Unemployed, Unprotected, Uninsured: Chilean Workers and the Limits of Unemployment Policy, 1930s40s

Sunday, January 6, 2019: 11:20 AM
Salon 2 (Palmer House Hilton)
Angela Vergara, California State University, Los Angeles
This paper explores the influence of the global debate on unemployment and ILO conventions on Chile’s social policy in the 1930s. Building on transnational historiographical approaches and documents from international organizations, I examine how Chilean social reformers negotiated between global and regional forces, why the Chilean social security system did not include unemployment insurance, and how the labor movement responded to these shortcomings. Since the 1910s, experts around the globe had discussed the role of the state in the labor market and the private and public mechanisms to protect unemployed workers. On the eve of the Great Depression, labor statistics and public placement had become the international norm for confronting employment crises, and countries such as Britain and Germany had established unemployment insurance systems.
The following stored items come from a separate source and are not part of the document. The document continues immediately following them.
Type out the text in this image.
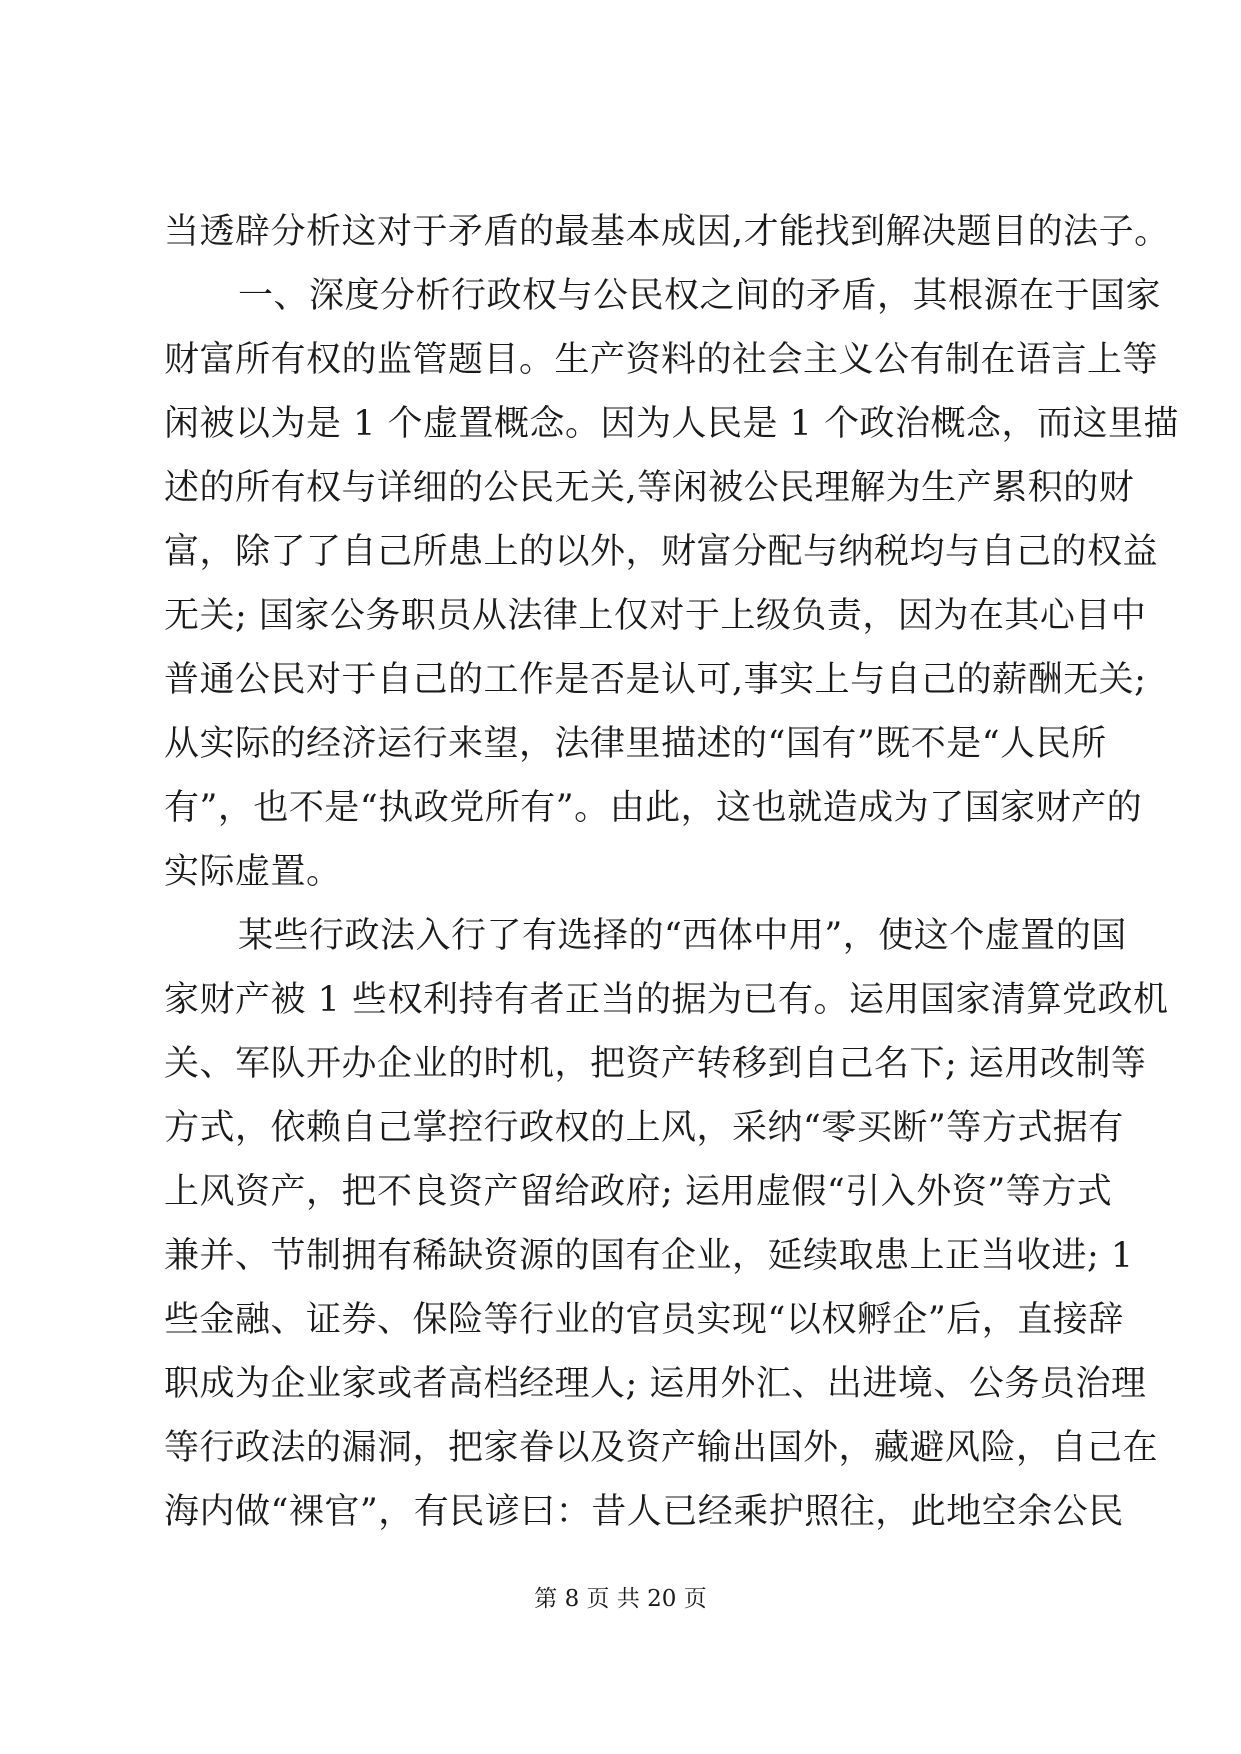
当透辟分析这对于矛盾的最基本成因,才能找到解决题目的法子。
一、深度分析行政权与公民权之间的矛盾，其根源在于国家
财富所有权的监管题目。生产资料的社会主义公有制在语言上等
闲被以为是 1 个虚置概念。因为人民是 1 个政治概念，而这里描
述的所有权与详细的公民无关,等闲被公民理解为生产累积的财
富，除了了自己所患上的以外，财富分配与纳税均与自己的权益
无关; 国家公务职员从法律上仅对于上级负责，因为在其心目中
普通公民对于自己的工作是否是认可,事实上与自己的薪酬无关;
从实际的经济运行来望，法律里描述的“国有”既不是“人民所
有”，也不是“执政党所有”。由此，这也就造成为了国家财产的
实际虚置。
某些行政法入行了有选择的“西体中用”，使这个虚置的国
家财产被 1 些权利持有者正当的据为已有。运用国家清算党政机
关、军队开办企业的时机，把资产转移到自己名下; 运用改制等
方式，依赖自己掌控行政权的上风，采纳“零买断”等方式据有
上风资产，把不良资产留给政府; 运用虚假“引入外资”等方式
兼并、节制拥有稀缺资源的国有企业，延续取患上正当收进; 1
些金融、证券、保险等行业的官员实现“以权孵企”后，直接辞
职成为企业家或者高档经理人; 运用外汇、出进境、公务员治理
等行政法的漏洞，把家眷以及资产输出国外，藏避风险，自己在
海内做“裸官”，有民谚曰：昔人已经乘护照往，此地空余公民
第 8 页 共 20 页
Like other aspects of social and labor reform, the international debate on unemployment had a strong influence in Chile. However, immersed in their particular social and economic reality, social reformers implemented, adapted, and, sometimes ignored, international norms such as the ILO recommendation for unemployment insurance. For example, Chilean officials argued that their country was not ready to enforce more ambitious measures like permanent public unemployment insurance and broader social protection for the unemployed. In 1937, after experiencing the devastating consequences of the Great Depression, Chile established an unemployment fund but only for white-collar employees in the private sector. Blue-collar labor unions perceived social provisions for unemployment to be beyond reach, and strove instead to regulate work contracts, hiring processes, and service indemnity payments. They used collective bargaining, the court system, and direct action to protect their jobs and improve employment conditions. From a broader political perspective, the Left embraced economic nationalism, driven by the conviction that industrialization and the control of natural resources could help overcome the cycle of unemployment and create full employment.